Expliquer les Fugues & Contrefugues, avec leurs Guides, les Conséquences, les Imitations, & les Canons.

Les fugues se peuvent faire en tant de manières, qu'il faudrait un livre entier pour les expliquer toutes, particulièrement si l'on voulait en mettre des exemples : mais parce que je laisse cette longue pratique aux bons compositeurs, il suffit d'expliquer en général ce que c'est que fugue, laquelle consiste en deux parties, dont la première s'appelle guide, parce qu'elle précède et montre à la seconde partie, qu'on nomme conséquence, par quels degrés et intervalles elle doit chanter : & parce qu'elle l'imite, on l'appelle imitation, réplique, redite, écho, etc. Or la conséquence commence pour l'ordinaire à chanter par une note qui fait la quinte, ou la quarte avec la première note de la guide, afin de partir le diapason harmoniquement ou arithmétiquement, quoique la partie qui fait la Conséquence puisse commencer à l'unisson, ou à la tierce, etc. de la guide, ou à tel autre degré que l'on voudra soit consonant, ou dissonant.

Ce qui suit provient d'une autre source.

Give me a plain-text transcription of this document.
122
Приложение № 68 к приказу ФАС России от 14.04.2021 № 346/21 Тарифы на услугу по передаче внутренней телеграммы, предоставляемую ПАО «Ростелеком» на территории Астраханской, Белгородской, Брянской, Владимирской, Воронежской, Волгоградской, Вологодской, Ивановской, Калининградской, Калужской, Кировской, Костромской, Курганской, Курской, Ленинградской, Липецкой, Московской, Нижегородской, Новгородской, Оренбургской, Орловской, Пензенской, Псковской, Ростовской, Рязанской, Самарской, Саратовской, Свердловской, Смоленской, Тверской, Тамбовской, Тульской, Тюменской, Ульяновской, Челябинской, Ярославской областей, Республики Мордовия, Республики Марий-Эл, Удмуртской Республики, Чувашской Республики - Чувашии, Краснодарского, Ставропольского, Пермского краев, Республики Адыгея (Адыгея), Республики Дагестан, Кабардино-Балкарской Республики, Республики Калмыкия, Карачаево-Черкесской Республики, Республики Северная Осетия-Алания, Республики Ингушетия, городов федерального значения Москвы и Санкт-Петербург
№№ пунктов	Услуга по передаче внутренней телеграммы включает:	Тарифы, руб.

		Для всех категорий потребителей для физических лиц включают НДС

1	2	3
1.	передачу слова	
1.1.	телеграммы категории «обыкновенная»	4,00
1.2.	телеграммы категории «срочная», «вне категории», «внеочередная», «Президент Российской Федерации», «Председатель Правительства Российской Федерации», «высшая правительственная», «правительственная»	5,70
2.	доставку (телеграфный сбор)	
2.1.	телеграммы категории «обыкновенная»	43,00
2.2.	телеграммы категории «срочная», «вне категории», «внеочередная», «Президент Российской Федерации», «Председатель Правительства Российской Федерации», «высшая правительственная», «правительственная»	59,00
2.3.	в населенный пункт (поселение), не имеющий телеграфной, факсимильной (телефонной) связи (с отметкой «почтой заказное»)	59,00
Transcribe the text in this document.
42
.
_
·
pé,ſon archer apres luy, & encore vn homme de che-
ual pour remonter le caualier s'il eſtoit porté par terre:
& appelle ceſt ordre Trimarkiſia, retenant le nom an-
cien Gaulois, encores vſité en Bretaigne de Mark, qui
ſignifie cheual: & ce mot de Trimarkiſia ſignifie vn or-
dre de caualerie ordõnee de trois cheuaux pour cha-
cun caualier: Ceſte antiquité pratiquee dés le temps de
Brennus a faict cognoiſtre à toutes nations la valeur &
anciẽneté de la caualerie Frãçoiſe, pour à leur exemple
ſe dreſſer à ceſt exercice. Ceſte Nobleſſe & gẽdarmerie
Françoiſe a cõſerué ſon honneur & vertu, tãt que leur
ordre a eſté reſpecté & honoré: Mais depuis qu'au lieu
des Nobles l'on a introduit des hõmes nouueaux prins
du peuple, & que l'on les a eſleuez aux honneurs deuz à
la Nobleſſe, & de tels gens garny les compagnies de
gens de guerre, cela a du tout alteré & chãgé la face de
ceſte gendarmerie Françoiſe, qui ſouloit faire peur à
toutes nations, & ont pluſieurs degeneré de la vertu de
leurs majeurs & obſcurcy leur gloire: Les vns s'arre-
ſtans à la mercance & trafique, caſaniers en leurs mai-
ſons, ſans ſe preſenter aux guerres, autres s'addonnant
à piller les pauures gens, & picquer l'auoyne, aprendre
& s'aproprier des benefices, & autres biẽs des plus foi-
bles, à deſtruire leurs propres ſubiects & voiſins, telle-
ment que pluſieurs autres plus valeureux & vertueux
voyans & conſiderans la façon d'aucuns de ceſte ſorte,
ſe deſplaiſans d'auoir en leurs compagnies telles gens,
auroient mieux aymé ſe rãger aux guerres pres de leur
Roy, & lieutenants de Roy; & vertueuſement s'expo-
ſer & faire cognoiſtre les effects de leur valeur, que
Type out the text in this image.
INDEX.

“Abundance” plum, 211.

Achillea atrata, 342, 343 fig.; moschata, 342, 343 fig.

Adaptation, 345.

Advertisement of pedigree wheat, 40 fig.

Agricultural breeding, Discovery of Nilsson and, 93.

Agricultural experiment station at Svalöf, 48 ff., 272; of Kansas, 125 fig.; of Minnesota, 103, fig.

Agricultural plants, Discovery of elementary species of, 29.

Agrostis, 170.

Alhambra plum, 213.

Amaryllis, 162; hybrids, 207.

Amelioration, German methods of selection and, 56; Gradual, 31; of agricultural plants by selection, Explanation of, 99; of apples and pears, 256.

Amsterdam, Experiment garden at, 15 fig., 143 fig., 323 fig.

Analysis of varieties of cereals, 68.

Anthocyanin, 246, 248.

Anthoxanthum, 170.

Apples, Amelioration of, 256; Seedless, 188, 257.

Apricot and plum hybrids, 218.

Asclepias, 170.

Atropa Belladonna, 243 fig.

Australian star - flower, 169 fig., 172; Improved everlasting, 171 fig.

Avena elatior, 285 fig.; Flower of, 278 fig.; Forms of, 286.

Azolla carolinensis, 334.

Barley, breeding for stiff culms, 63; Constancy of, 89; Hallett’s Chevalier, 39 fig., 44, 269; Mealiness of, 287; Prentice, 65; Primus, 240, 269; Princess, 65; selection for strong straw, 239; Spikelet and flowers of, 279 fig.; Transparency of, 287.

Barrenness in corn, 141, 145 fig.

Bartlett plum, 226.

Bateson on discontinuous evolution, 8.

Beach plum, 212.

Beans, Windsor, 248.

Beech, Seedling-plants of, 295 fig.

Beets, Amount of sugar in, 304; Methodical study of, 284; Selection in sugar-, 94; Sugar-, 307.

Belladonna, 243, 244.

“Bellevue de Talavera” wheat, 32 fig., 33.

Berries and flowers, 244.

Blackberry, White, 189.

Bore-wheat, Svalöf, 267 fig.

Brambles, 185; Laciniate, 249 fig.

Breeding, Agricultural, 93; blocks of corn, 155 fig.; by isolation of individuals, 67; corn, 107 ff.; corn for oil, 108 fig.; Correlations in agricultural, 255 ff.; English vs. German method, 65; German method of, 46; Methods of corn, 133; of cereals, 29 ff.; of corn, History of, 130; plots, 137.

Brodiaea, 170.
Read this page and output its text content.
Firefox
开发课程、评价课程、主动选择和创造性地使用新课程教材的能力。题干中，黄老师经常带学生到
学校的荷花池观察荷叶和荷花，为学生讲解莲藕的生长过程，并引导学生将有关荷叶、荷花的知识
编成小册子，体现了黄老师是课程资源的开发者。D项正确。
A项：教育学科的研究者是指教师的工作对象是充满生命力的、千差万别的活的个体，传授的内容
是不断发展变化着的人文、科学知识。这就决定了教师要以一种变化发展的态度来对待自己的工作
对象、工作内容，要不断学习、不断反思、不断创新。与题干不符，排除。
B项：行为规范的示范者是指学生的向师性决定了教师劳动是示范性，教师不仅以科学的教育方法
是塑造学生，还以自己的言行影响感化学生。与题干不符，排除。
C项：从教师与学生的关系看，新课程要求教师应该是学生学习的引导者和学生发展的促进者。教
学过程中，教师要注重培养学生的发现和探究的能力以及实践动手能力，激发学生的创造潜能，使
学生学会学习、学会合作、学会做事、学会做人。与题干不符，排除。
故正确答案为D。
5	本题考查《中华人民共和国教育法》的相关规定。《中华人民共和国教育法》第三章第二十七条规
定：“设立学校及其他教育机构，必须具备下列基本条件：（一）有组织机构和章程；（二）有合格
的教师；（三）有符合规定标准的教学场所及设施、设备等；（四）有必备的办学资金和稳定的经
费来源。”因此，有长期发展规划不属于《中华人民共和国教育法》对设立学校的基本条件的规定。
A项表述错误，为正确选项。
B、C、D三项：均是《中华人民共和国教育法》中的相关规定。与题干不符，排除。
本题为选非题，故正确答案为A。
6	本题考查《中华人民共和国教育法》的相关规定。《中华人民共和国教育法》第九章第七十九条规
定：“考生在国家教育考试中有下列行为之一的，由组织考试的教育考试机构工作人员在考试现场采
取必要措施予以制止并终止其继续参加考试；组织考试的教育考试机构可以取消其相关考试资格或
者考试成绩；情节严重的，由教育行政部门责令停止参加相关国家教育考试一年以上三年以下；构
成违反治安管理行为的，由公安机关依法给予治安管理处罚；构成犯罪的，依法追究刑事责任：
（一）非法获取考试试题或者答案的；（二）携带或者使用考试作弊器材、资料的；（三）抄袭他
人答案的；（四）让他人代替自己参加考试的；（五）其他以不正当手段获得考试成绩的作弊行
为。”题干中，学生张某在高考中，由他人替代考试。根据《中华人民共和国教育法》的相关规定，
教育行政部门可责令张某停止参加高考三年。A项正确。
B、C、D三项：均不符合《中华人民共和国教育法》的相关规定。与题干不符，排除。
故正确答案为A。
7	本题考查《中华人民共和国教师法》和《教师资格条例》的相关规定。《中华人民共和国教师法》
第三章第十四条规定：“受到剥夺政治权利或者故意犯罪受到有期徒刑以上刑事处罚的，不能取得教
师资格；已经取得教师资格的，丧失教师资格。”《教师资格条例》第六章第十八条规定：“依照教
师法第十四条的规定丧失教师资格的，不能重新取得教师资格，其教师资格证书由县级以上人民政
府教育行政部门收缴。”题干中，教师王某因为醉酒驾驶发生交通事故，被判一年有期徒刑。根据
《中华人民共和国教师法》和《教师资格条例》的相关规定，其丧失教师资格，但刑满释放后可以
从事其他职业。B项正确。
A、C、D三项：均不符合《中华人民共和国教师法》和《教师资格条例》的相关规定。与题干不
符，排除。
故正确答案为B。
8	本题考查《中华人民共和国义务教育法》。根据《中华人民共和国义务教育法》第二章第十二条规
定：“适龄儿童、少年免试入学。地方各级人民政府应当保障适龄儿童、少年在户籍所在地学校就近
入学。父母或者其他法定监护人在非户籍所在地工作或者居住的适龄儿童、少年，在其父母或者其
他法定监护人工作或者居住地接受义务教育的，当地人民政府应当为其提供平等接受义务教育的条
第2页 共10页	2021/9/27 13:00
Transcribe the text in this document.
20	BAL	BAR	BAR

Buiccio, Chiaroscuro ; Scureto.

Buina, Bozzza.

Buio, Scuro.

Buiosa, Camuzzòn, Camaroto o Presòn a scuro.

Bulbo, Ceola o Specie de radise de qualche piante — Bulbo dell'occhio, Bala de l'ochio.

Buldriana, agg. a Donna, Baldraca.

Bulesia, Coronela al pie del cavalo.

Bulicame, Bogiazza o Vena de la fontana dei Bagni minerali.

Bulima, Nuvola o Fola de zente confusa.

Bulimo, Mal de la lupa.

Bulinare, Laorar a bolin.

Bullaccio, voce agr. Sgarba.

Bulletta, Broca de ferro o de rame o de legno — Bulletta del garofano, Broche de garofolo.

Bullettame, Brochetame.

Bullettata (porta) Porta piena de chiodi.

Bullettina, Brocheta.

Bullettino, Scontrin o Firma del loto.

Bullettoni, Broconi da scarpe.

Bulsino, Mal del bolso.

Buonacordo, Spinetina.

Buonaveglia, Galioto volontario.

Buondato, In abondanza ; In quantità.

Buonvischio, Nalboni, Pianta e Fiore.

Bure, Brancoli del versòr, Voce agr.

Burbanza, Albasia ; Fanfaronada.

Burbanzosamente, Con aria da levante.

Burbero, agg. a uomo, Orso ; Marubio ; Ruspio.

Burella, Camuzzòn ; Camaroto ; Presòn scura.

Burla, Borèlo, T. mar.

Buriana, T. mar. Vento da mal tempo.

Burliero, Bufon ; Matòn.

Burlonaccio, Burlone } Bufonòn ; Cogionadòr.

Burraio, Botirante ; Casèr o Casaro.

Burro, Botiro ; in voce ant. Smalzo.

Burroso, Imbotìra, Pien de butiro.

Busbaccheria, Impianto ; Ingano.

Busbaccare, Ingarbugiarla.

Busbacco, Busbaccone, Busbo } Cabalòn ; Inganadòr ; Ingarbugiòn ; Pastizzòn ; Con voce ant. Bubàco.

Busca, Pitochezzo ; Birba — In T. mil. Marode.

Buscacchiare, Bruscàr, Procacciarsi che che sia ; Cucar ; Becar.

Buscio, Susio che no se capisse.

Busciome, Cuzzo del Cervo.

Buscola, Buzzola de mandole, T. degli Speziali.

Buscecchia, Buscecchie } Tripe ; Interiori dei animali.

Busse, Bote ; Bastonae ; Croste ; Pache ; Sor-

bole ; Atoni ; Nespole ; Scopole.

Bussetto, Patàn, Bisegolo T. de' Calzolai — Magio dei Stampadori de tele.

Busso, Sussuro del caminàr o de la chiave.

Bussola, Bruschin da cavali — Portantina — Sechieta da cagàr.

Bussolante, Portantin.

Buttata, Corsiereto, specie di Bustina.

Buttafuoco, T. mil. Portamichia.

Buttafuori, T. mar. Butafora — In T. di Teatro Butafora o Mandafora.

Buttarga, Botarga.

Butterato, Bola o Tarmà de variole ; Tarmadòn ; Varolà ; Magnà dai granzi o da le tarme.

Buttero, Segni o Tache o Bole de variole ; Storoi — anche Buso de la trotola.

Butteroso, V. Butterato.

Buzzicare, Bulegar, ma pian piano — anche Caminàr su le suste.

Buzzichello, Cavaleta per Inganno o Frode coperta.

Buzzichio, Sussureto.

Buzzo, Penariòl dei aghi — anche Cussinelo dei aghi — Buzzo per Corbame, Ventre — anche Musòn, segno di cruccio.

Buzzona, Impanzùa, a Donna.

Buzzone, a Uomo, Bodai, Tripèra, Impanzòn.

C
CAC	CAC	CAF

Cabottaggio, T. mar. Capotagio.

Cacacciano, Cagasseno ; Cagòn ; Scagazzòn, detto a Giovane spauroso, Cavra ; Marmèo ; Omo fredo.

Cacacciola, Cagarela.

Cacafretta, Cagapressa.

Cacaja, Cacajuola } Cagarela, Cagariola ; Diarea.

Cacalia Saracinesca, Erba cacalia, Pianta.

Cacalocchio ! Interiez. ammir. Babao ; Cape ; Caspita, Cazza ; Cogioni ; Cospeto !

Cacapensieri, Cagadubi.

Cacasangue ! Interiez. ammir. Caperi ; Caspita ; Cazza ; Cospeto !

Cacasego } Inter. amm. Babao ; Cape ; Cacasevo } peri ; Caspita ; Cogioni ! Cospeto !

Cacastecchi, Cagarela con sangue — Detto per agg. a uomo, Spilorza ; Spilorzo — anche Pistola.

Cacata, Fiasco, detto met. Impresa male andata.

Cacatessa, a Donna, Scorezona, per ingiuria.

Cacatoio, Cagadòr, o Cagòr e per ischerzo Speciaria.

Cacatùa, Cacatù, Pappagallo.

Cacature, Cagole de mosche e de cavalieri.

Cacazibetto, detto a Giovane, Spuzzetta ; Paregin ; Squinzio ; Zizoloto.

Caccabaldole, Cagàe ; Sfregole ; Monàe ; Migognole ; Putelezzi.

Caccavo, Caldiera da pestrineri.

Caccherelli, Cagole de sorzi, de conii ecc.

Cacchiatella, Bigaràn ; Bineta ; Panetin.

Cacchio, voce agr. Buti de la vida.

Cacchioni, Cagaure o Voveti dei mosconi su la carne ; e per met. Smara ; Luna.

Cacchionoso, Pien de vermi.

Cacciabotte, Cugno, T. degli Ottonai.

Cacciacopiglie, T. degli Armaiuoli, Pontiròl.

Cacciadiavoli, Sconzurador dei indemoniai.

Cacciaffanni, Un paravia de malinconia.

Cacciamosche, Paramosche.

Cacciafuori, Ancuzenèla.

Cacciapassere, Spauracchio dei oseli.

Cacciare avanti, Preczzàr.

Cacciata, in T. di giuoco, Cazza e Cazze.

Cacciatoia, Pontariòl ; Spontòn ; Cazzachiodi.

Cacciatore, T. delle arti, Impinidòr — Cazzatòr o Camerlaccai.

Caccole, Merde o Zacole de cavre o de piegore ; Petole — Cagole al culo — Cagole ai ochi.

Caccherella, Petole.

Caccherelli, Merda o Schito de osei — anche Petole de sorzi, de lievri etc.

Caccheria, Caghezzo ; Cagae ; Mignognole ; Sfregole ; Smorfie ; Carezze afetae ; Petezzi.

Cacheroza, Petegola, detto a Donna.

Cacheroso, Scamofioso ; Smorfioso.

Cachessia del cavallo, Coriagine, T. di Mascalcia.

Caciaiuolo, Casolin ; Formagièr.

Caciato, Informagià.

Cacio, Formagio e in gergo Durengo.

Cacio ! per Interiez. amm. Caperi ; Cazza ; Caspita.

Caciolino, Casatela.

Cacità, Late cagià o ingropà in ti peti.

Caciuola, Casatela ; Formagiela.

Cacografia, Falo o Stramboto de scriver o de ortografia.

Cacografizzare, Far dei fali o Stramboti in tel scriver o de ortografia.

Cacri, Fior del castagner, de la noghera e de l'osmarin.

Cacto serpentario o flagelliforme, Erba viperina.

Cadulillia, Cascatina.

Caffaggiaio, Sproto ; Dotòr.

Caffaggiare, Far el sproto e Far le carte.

La contrefugue se fait lorsque l'une des parties monte, & que l'autre descend par mêmes degrés : & lors que la première note de conséquence est à la quarte de la première de la guide, on l'appelle Fuga in Diatessaron, etc. ce que l'on voit clairement dans les trois exemples qui suivent ; dont le premier éloigne la première note de la réplique, d'une quarte ; & le second l'éloigne d'une quinte ; c'est pour ce sujet qu'il est nommé Fuga in ou ad Diapente.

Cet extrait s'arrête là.